Pelosi would have some time to decide what to do. The House is not slated to return until Nov. 15, and although Democratic leaders appear to be eyeing leadership elections later that week, aides say those could be delayed if needed.
Some Democrats caution that Pelosi’s approach hinges ‘ in the words of one Democratic lobbyist ‘ on whether ‘this is a wave or this is a tsunami.’ If Republicans seize a narrow majority, Pelosi could have more of an incentive to stay in leadership, perhaps in part to lay the groundwork for winning back the House in 2012.
If Democrats find themselves within striking distance of reclaiming the majority, ‘the Democratic Caucus may demand she stay put,’ the former House Democratic leadership staffer said.
But if Democrats suffer heavier losses, Members may turn to the Caucus’ No. 2, Majority Leader Steny Hoyer (Md.), to unify them.
Although Hoyer is considered the most likely candidate to lead House Democrats if Pelosi bows out, he could face a challenge from one of the Caucus’ ambitious junior Members.
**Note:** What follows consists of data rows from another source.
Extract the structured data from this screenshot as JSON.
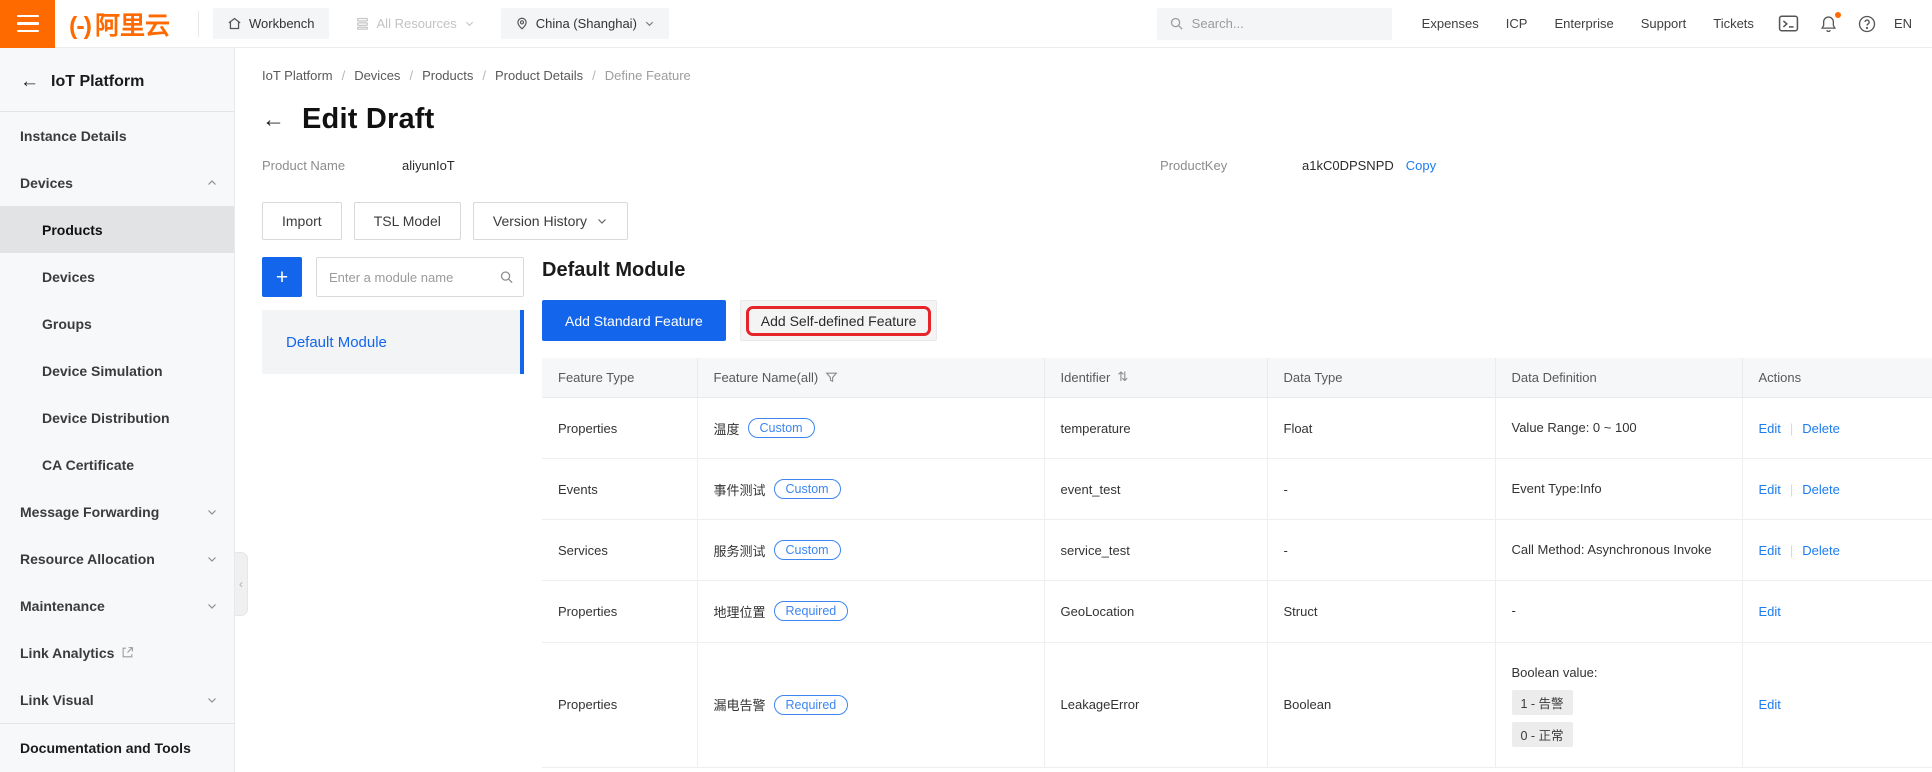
{
  "colors": {
    "brand_orange": "#FF6A00",
    "accent_blue": "#1366EC",
    "link_blue": "#1C7CF0",
    "badge_blue": "#3D86F2",
    "annotation_red": "#E6252B"
  },
  "topbar": {
    "logo_bracket": "(-)",
    "logo_text": "阿里云",
    "workbench": "Workbench",
    "all_resources": "All Resources",
    "region": "China (Shanghai)",
    "search_placeholder": "Search...",
    "links": [
      "Expenses",
      "ICP",
      "Enterprise",
      "Support",
      "Tickets"
    ],
    "icons": [
      "console-icon",
      "bell-icon",
      "help-icon"
    ],
    "lang": "EN"
  },
  "sidebar": {
    "title": "IoT Platform",
    "items": [
      {
        "label": "Instance Details",
        "indent": 0
      },
      {
        "label": "Devices",
        "indent": 0,
        "chevron": "up"
      },
      {
        "label": "Products",
        "indent": 1,
        "active": true
      },
      {
        "label": "Devices",
        "indent": 1
      },
      {
        "label": "Groups",
        "indent": 1
      },
      {
        "label": "Device Simulation",
        "indent": 1
      },
      {
        "label": "Device Distribution",
        "indent": 1
      },
      {
        "label": "CA Certificate",
        "indent": 1
      },
      {
        "label": "Message Forwarding",
        "indent": 0,
        "chevron": "down"
      },
      {
        "label": "Resource Allocation",
        "indent": 0,
        "chevron": "down"
      },
      {
        "label": "Maintenance",
        "indent": 0,
        "chevron": "down"
      },
      {
        "label": "Link Analytics",
        "indent": 0,
        "external": true
      },
      {
        "label": "Link Visual",
        "indent": 0,
        "chevron": "down"
      },
      {
        "label": "Documentation and Tools",
        "indent": 0,
        "section": true,
        "divider_before": true
      }
    ]
  },
  "breadcrumb": [
    "IoT Platform",
    "Devices",
    "Products",
    "Product Details",
    "Define Feature"
  ],
  "page": {
    "title": "Edit Draft",
    "product_name_label": "Product Name",
    "product_name": "aliyunIoT",
    "product_key_label": "ProductKey",
    "product_key": "a1kC0DPSNPD",
    "copy_label": "Copy"
  },
  "toolbar": {
    "import_label": "Import",
    "tsl_label": "TSL Model",
    "version_label": "Version History"
  },
  "modules": {
    "search_placeholder": "Enter a module name",
    "selected": "Default Module"
  },
  "main": {
    "heading": "Default Module",
    "add_standard_label": "Add Standard Feature",
    "add_custom_label": "Add Self-defined Feature"
  },
  "table": {
    "columns": [
      {
        "label": "Feature Type"
      },
      {
        "label": "Feature Name(all)",
        "icon": "funnel-icon"
      },
      {
        "label": "Identifier",
        "icon": "sort-icon"
      },
      {
        "label": "Data Type"
      },
      {
        "label": "Data Definition"
      },
      {
        "label": "Actions"
      }
    ],
    "rows": [
      {
        "feature_type": "Properties",
        "name": "温度",
        "name_badge": "Custom",
        "identifier": "temperature",
        "data_type": "Float",
        "data_definition": {
          "text": "Value Range: 0 ~ 100"
        },
        "actions": [
          "Edit",
          "Delete"
        ]
      },
      {
        "feature_type": "Events",
        "name": "事件测试",
        "name_badge": "Custom",
        "identifier": "event_test",
        "data_type": "-",
        "data_definition": {
          "text": "Event Type:Info"
        },
        "actions": [
          "Edit",
          "Delete"
        ]
      },
      {
        "feature_type": "Services",
        "name": "服务测试",
        "name_badge": "Custom",
        "identifier": "service_test",
        "data_type": "-",
        "data_definition": {
          "text": "Call Method: Asynchronous Invoke"
        },
        "actions": [
          "Edit",
          "Delete"
        ]
      },
      {
        "feature_type": "Properties",
        "name": "地理位置",
        "name_badge": "Required",
        "identifier": "GeoLocation",
        "data_type": "Struct",
        "data_definition": {
          "text": "-"
        },
        "actions": [
          "Edit"
        ]
      },
      {
        "feature_type": "Properties",
        "name": "漏电告警",
        "name_badge": "Required",
        "identifier": "LeakageError",
        "data_type": "Boolean",
        "data_definition": {
          "text": "Boolean value:",
          "chips": [
            "1 - 告警",
            "0 - 正常"
          ]
        },
        "actions": [
          "Edit"
        ]
      }
    ]
  }
}
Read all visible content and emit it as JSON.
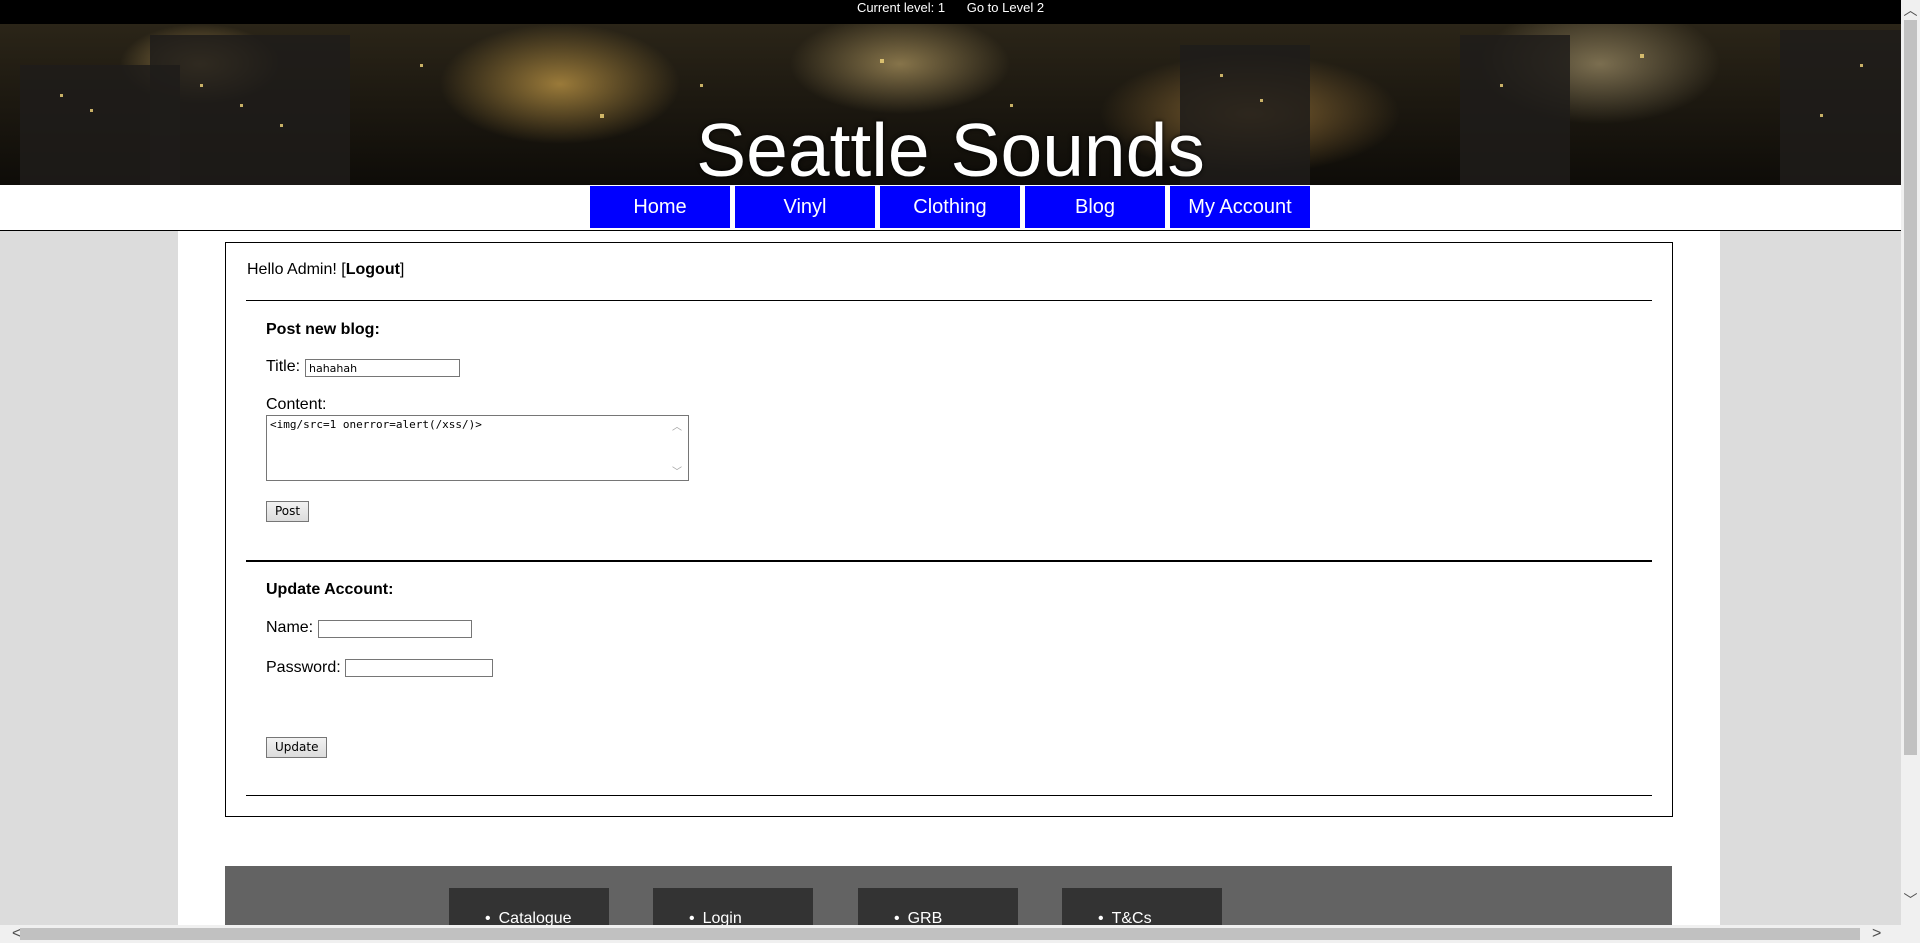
{
  "topbar": {
    "current_level": "Current level: 1",
    "next_level": "Go to Level 2"
  },
  "site_title": "Seattle Sounds",
  "nav": {
    "items": [
      "Home",
      "Vinyl",
      "Clothing",
      "Blog",
      "My Account"
    ]
  },
  "account": {
    "greeting": "Hello Admin! [",
    "logout": "Logout",
    "greeting_end": "]"
  },
  "blog_form": {
    "heading": "Post new blog:",
    "title_label": "Title:",
    "title_value": "hahahah",
    "content_label": "Content:",
    "content_value": "<img/src=1 onerror=alert(/xss/)>",
    "submit_label": "Post"
  },
  "update_form": {
    "heading": "Update Account:",
    "name_label": "Name:",
    "name_value": "",
    "password_label": "Password:",
    "password_value": "",
    "submit_label": "Update"
  },
  "footer": {
    "items": [
      "Catalogue",
      "Login",
      "GRB",
      "T&Cs"
    ]
  }
}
While none has suggested any interest in the Minority Leader post, possible contenders could include Democratic Congressional Campaign Committee Chairman Chris Van Hollen (Md.), Conference Vice Chairman Xavier Becerra (Calif.) or DCCC Vice Chairwoman Debbie Wasserman Schultz (Fla.), aides and strategists say.
‘There would probably be a handful of people who would take a look at it,’ the aide said. ‘It could turn into a free-for-all.’